Istri Bekerja Karena Kebutuhan Kurang, Suami Berdosa?
Berdosakah suami jika istri bekerja? fakta di lapangan tak sedikit istri yang di samping menjalankan tugas sebagai ibu rumah tangga, juga ikut berkontribusi menjadi asisten suami sebagai pencari nafkah. Foto cover: ilustrasi, sumber)
Di luar tugasnya mengurus rumah, yaitu dengan mencari pendapatan tambahan untuk mencukupi kebutuhan suami dan anak-anaknya.
Misalnya; membuka warung nasi, pedagang kelontong, menerima pesanan kue, jualan online, dan sebagainya.

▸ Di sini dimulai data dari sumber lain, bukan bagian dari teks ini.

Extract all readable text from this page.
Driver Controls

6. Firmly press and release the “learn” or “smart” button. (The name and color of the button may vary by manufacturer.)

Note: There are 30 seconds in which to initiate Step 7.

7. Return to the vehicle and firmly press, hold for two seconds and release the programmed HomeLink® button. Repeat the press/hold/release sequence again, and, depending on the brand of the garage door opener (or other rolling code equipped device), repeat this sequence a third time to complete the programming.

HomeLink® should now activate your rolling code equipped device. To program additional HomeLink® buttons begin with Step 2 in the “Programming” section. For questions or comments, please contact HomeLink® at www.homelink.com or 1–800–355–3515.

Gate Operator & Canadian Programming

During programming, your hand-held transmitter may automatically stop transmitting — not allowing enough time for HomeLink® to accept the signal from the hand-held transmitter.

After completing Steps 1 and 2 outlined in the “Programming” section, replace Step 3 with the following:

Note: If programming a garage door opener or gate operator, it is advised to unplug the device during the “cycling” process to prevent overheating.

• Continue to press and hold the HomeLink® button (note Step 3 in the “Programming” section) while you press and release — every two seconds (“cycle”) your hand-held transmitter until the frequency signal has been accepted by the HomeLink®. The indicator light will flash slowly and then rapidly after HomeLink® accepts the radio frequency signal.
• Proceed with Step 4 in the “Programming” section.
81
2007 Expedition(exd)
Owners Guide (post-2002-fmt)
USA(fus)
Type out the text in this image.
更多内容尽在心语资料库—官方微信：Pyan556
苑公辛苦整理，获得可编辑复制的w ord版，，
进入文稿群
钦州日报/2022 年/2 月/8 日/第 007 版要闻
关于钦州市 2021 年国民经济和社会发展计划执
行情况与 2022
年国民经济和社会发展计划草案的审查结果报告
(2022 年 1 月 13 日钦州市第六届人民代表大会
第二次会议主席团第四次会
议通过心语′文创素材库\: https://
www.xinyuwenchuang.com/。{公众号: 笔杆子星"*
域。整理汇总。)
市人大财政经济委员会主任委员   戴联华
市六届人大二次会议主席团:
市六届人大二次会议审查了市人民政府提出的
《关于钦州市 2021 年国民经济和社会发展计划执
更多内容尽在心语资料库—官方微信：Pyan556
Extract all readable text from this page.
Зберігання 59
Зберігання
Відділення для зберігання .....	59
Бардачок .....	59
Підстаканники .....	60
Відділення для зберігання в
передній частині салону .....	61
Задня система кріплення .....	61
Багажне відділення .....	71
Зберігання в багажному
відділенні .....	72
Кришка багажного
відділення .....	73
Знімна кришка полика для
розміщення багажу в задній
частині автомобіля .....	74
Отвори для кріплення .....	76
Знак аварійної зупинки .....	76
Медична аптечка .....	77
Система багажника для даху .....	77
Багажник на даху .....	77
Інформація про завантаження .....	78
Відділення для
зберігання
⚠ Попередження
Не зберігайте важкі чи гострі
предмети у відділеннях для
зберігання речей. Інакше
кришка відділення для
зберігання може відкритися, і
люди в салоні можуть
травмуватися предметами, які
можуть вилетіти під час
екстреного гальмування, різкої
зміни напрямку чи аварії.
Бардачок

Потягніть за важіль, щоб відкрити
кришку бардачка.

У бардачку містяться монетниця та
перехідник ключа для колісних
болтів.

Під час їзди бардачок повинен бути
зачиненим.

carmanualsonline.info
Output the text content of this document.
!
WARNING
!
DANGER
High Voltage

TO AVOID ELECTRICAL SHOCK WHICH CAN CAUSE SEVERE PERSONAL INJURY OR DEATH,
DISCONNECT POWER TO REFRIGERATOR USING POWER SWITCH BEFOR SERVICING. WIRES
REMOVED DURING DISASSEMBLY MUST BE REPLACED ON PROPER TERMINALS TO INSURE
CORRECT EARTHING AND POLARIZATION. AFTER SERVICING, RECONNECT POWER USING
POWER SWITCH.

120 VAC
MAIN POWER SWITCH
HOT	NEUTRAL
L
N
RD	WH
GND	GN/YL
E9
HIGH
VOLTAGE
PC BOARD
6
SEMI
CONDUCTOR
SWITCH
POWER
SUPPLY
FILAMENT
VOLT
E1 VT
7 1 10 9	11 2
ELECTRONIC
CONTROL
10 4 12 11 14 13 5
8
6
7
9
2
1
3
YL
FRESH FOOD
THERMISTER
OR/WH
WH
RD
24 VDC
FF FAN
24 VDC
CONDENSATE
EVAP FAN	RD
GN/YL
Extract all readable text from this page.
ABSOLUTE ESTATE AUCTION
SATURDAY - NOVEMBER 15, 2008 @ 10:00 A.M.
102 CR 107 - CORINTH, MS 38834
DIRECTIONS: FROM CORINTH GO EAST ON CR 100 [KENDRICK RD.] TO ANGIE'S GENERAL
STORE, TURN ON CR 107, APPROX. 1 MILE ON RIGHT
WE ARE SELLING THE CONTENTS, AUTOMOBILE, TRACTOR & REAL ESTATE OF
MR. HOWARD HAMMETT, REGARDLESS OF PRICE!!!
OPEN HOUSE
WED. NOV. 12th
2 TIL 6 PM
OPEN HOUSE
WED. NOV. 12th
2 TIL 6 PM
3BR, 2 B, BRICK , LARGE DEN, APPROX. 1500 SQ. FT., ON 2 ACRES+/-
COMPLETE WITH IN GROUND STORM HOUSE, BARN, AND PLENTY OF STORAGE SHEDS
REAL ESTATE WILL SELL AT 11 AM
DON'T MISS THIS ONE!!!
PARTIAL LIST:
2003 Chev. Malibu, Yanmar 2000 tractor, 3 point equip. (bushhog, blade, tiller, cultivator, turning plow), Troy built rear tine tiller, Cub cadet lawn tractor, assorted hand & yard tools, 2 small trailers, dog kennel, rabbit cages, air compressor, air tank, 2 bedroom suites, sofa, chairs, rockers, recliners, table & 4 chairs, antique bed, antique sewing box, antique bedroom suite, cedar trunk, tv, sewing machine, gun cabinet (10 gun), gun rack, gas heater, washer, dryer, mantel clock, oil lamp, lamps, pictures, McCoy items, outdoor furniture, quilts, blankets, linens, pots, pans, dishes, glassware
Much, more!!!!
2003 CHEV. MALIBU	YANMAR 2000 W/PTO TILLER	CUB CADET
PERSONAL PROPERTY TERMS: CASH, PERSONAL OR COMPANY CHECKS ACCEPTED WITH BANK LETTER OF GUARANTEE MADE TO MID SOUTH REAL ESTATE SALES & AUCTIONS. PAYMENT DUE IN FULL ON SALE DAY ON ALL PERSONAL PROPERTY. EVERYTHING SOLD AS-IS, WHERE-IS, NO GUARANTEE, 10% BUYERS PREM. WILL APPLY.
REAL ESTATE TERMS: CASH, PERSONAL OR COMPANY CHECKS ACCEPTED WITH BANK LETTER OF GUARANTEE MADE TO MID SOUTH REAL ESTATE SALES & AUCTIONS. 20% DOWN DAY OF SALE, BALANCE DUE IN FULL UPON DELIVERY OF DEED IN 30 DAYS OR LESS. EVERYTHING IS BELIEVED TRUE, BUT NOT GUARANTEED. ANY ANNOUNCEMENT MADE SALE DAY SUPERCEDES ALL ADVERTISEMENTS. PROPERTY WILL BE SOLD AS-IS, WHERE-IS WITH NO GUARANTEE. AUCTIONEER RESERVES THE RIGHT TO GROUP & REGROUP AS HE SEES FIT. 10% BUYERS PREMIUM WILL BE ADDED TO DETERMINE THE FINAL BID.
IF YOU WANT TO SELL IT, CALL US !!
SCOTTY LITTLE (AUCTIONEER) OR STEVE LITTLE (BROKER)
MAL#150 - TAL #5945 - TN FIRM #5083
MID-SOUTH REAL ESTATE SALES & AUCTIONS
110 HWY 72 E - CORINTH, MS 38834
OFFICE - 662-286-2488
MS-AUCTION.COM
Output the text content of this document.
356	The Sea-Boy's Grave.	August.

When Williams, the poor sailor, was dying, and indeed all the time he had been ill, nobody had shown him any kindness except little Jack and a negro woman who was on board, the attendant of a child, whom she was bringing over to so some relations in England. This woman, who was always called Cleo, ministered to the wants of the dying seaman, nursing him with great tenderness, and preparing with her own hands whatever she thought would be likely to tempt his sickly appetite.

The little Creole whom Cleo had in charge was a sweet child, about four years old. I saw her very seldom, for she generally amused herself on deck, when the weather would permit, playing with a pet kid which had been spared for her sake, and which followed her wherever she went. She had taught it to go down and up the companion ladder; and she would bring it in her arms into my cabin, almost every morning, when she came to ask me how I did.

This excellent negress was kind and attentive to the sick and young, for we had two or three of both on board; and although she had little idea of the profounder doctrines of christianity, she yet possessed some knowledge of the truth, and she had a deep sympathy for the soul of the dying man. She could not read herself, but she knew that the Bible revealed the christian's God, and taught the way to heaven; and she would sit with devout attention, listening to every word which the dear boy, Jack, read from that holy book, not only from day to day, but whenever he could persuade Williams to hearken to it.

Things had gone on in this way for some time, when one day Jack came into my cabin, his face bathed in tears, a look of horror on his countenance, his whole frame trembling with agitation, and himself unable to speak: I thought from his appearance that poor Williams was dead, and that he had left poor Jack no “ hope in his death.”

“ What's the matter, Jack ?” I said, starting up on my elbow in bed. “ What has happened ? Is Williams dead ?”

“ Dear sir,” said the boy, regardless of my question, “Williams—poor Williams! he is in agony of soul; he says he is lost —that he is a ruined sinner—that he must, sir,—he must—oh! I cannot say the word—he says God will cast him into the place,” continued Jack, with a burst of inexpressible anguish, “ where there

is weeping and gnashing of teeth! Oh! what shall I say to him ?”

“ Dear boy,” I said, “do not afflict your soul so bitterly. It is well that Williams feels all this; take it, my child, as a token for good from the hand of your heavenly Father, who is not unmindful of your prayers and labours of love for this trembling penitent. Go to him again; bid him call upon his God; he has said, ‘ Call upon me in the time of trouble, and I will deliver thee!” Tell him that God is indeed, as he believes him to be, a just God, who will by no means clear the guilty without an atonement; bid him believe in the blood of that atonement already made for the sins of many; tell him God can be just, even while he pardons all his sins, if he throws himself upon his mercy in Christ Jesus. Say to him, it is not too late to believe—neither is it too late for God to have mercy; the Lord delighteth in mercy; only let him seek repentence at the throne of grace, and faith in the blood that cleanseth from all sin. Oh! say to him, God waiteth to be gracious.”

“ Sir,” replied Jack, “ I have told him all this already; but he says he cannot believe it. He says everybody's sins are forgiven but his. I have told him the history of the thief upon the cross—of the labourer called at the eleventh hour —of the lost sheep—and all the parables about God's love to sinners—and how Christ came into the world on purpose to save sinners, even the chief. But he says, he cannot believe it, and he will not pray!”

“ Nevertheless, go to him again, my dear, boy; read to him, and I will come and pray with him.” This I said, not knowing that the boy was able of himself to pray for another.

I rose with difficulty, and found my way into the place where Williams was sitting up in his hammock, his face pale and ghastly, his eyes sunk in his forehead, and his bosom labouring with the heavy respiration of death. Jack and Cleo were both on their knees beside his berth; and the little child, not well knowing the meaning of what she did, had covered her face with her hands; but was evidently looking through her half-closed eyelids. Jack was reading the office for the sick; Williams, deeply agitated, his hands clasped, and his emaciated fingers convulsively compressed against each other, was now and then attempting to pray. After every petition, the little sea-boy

Dalam Islam, hukum istri yang bekerja tidaklah wajib, jika itu dilakukan istri pun juga tidaklah dilarang, dalam artian diperbolehkan asalkan memenuhi adab-adab yang Islami.
Namun, kerap kali ketika istri ikut berperan mencari nafkah, dan apalagi jika usaha yang dilakukan istri terlihat lancar dan menghasilkan, suami justru menjadi lengah, leha-leha, berpangku tangan, lupa pada kewajiban utama sebagai kepala rumah tangga yakni menafkahi keluarga.
Melingkupi; mencukupi kebutuhan dapur, membiayai sekolah anak, dan keperluan remeh-temeh lainnya.
Suami menganggap istri telah memiliki pendapatan sendiri, sehingga merasa tidaklah perlu lagi memberikan uang untuk membeli keperluan rumah tangga, biaya pangan, urusan sekolah anak, membayar tagihan listrik, dan lain sebagainya.
Selanjutnya, lebih menyerahkan tanggung jawabnya kepada istri, meskipun tidak disampaikannya secara verbal.
Terkadang suami bersikap abai dengan sengaja membiarkan istri mencukupi segalanya, sampai-sampai suami tak sedikitpun memberi hasil kerjanya pada istri dengan pertimbangan bahwa istri sudah mencukupinya.
Sedangkan suami lebih mempergunakan pendapatan (uang) yang menjadi hak keluarga, untuk kepentingan pribadinya atau kalau tidak, akan mengatur sesuai keinginannya.
Jika istri memiliki pendapatan sendiri dengan usaha yang dilakukannya, bukan berarti suami dibolehkan meninggalkan kewajiban yang sudah seharusnya ditunaikan.
Kecuali, jika memang ada sebab musabab yang menjadi alasan suami tidak mampu mencari nafkah sebagaimana yang seharusnya dikerjakan, contohnya suami sakit.
Tak jarang ada beberapa istri yang mengeluh dan merasa keberatan dengan langkah atau tindakan suami yang demikian.
Tatkala ia (istri) berniat mencari uang tambahan untuk membantu meringankan beban kewajiban suami, justru suami bukan semakin gigih dalam bekerja, agar tercipta berat sama dipikul, ringan sama dijinjing.
Namun, lebih ke pengharapan, toh istri sudah memenuhi semua kebutuhan keluarga, jadi gak perlu disodori uang lagi. Alhasil, istri menanggung semua urusan makan, pakaian, iuran, dan sebagainya.
Dalam Islam uang yang didapatkan istri dari hasil keringatnya sendiri merupakan hak miliknya pribadi.
Suami tak memiliki hak untuk ikut menikmati atau menggunakannya, kecuali atas izin dan keridhoan/keikhlasan istri.